In letzter Zeit hat es in einigen wichtigen Wirtschaftszweigen, im Hotelgewerbe und im Taxigewerbe, ziemlich viel Unruhe gegeben. Grund: Internetportale bieten billigste oder sogar kostenlose Dienstleistungen an. Wer als Reisender ein Zimmer sucht, der braucht sich demnach nicht mehr in einem Hotel einzumieten, sondern er ruft das betreffende Portal auf und sofort erhält er Adressen angezeigt, wo er ohne die geringsten „Grenzkosten“ gemütlich übernachten kann. Bei den Taxis ist es ähnlich: Portal aufrufen, Fahrer kommt, billigste Beförderung.

Jeremy Rifkin (69), der bekannte Hecht im Karpfenteich von Soziologie und Ökonomie, hat bereits ein ganzes dickes Buch über das neuartige Phänomen herausgebracht: „Die Null-Grenzkosten-Gesellschaft: Das Internet der Dinge. Kollaboratives Gemeingut und der Rückzug des Kapitalismus“ (erschienen im Campus Verlag, Frankfurt am Main 2014, gebunden, 423 Seiten, 22,99 Euro). Der Mann aus Denver, Colorado, sieht in den Hotel- und Taxiportalen die „Vorreiter“ einer neuen Gesellschaft, der „sharing society“ (Gesellschaft des kostenlosen Teilens), die demnächst überall kommen werde.

Pankraz findet den Titel des Buches ziemlich umständlich und auch irreführend. Ein früheres Opus von Rifkin hieß „Das Ende der Arbeit“, und um das Ende der Arbeit geht es ihm auch diesmal wieder. Die ungeheuren Möglichkeiten der Nutzung von Sonnen- und Wasserstoffenergie, so führt er aus, in Verbindung mit vollautomatisierten industriellen Bewegungs- und Kraftabläufen und mit elektronischer Datenspeicherung plus Datenverknüpfung setzten jeden Begriff von spezifisch menschlicher Arbeit und Arbeitskraft total außer Kurs. In naher Zukunft werde es keine menschliche Arbeit mehr geben.
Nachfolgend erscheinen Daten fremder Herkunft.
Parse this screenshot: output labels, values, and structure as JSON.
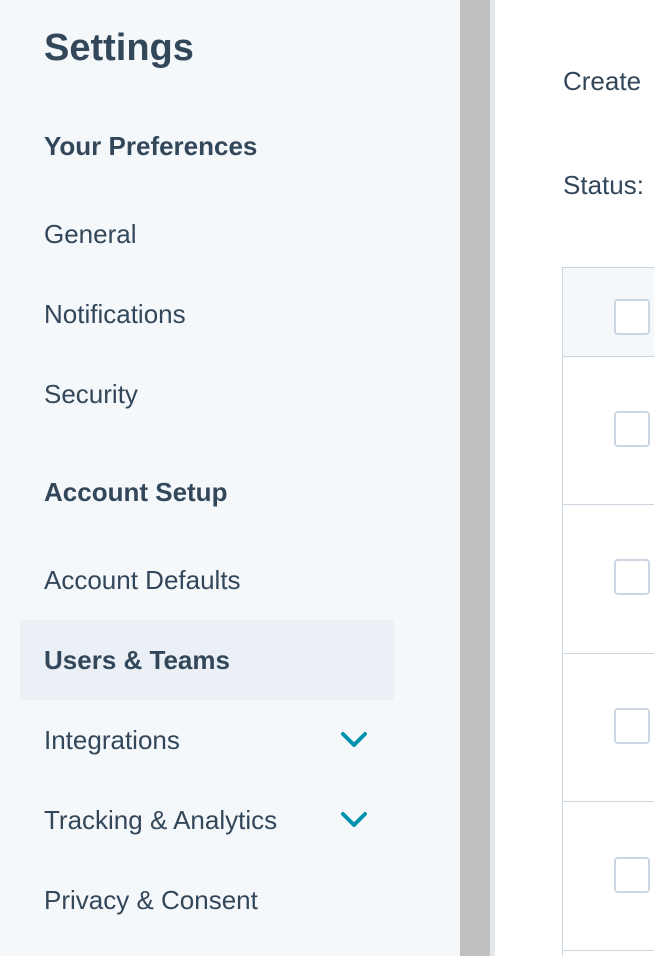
{
  "sidebar": {
    "title": "Settings",
    "sections": [
      {
        "heading": "Your Preferences",
        "items": [
          {
            "label": "General"
          },
          {
            "label": "Notifications"
          },
          {
            "label": "Security"
          }
        ]
      },
      {
        "heading": "Account Setup",
        "items": [
          {
            "label": "Account Defaults"
          },
          {
            "label": "Users & Teams",
            "active": true
          },
          {
            "label": "Integrations",
            "expandable": true
          },
          {
            "label": "Tracking & Analytics",
            "expandable": true
          },
          {
            "label": "Privacy & Consent"
          }
        ]
      }
    ]
  },
  "main": {
    "create_label": "Create",
    "status_label": "Status:"
  },
  "colors": {
    "sidebar_bg": "#f5f8fa",
    "active_bg": "#eaf0f6",
    "text": "#33475b",
    "chevron": "#0091ae",
    "border": "#cbd6e2",
    "scrollbar": "#c0c0c0"
  }
}
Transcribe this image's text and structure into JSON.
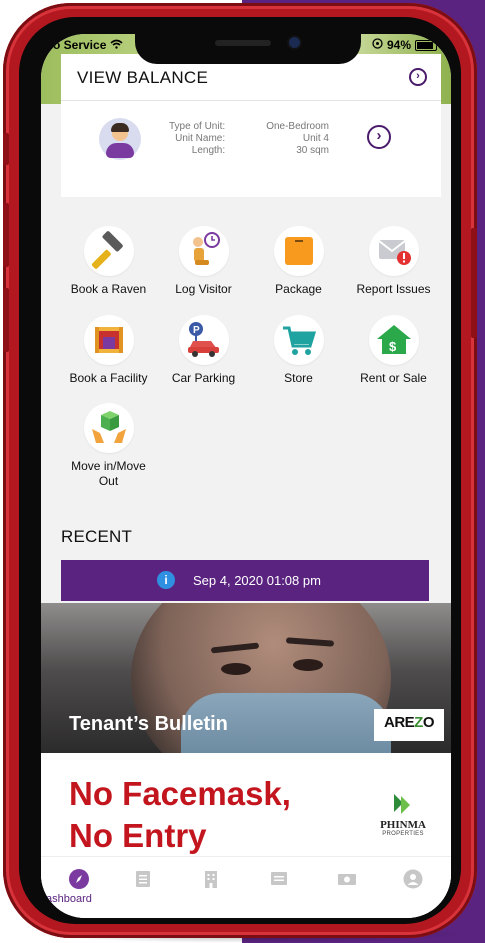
{
  "status_bar": {
    "carrier": "o Service",
    "battery": "94%"
  },
  "view_balance": {
    "title": "VIEW BALANCE",
    "labels": [
      "Type of Unit:",
      "Unit Name:",
      "Length:"
    ],
    "values": [
      "One-Bedroom",
      "Unit 4",
      "30 sqm"
    ]
  },
  "services": [
    {
      "label": "Book a Raven",
      "icon": "hammer-icon"
    },
    {
      "label": "Log Visitor",
      "icon": "visitor-clock-icon"
    },
    {
      "label": "Package",
      "icon": "package-icon"
    },
    {
      "label": "Report Issues",
      "icon": "mail-alert-icon"
    },
    {
      "label": "Book a Facility",
      "icon": "facility-icon"
    },
    {
      "label": "Car Parking",
      "icon": "car-parking-icon"
    },
    {
      "label": "Store",
      "icon": "cart-icon"
    },
    {
      "label": "Rent or Sale",
      "icon": "house-dollar-icon"
    },
    {
      "label": "Move in/Move Out",
      "icon": "move-box-icon"
    }
  ],
  "recent": {
    "title": "RECENT",
    "date": "Sep 4, 2020 01:08 pm",
    "bulletin_title": "Tenant’s Bulletin",
    "brand_logo": "AREZZO",
    "notice_line1": "No Facemask,",
    "notice_line2": "No Entry",
    "developer": "PHINMA",
    "developer_sub": "PROPERTIES"
  },
  "tabbar": {
    "active_label": "ashboard",
    "items": [
      "compass-icon",
      "list-icon",
      "building-icon",
      "message-icon",
      "cash-icon",
      "profile-icon"
    ]
  },
  "colors": {
    "brand_purple": "#5a2380",
    "phone_red": "#b3171f",
    "notice_red": "#c3151e"
  }
}
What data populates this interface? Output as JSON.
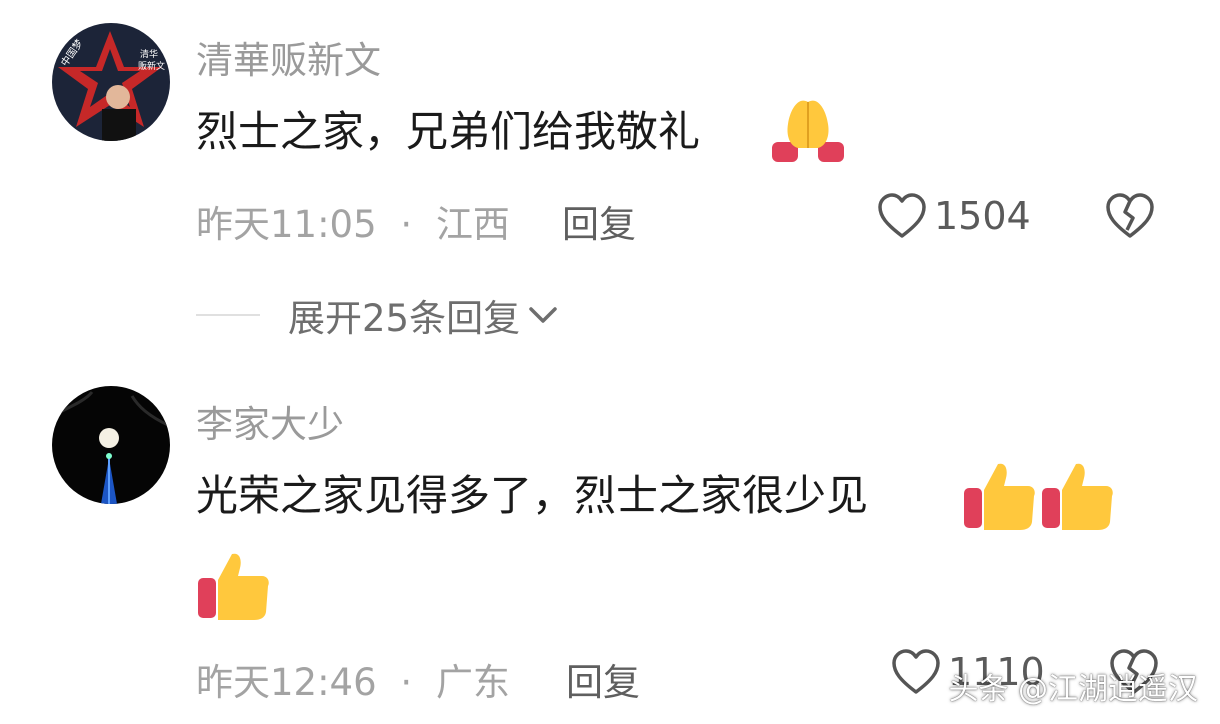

Solches Außer-Kurs-Geraten, heißt es weiter, sei aber kein Verhängnis, im Gegenteil, der Kapitalismus werde dadurch ja ebenfalls außer Kurs gesetzt, man brauche ihn nicht einmal mehr mit gewalttätigen Revolutionen niederzuringen, sondern er werde ganz von allein verdämmern, indem er keinen Profit mehr erlange. Profit sei die Versilberung von „Grenzkosten“, also der Kosten, die entstehen, wenn man eine Sache in eine andere, komplexere überführt, und wenn künftig der Grenzwert dank Wasserstoffenergie, Automatik und Big Data auf Null sinke, könne es auch keinen Profit mehr geben.

Die Theorie klingt zu eingängig, um wahr zu sein. Was hat Rifkin denn für einen Begriff von Arbeit? Diese beschränkt sich doch nicht auf bloße sogenannte Knochenarbeit. Gerade in den technisch und informationell hochentwickelten Gegenden, die Rifkin im Auge hat, gibt es diese schon lange nicht mehr. „Körperliche“ Arbeit ist heute allenfalls eine Mischung aus immer gleichförmigen Handgriffen, scharfer Beobachtung maschineller Abläufe und dem Ertragen gewisser psycho-physischer Belastungen wie Lärm, Hitze oder Geruchsbelästigung.

Der moderne Arbeiter drückt ganz überwiegend irgendwelche Tasten oder Knöpfe; statt von „sharing societey“ sollte man also lieber von der „Knopfdruckgesellschaft“ sprechen, der wir heute ausgeliefert sind. Und dazu tritt, Big Data und Robotergezappel zum Trotz, die geistige, wahrhaft kreative Arbeit, welche neue, bisher unbedachte Konstellationen ins Auge faßt und ständig neue Grenzen setzt, wodurch auch der Grenzwert sich dauernd verändert. Just dadurch entstehen ständig neue Chancen fürs Profitmachen; der Profit ist nicht das Resultat von Knochenarbeit, sondern von kreativer Kopfarbeit.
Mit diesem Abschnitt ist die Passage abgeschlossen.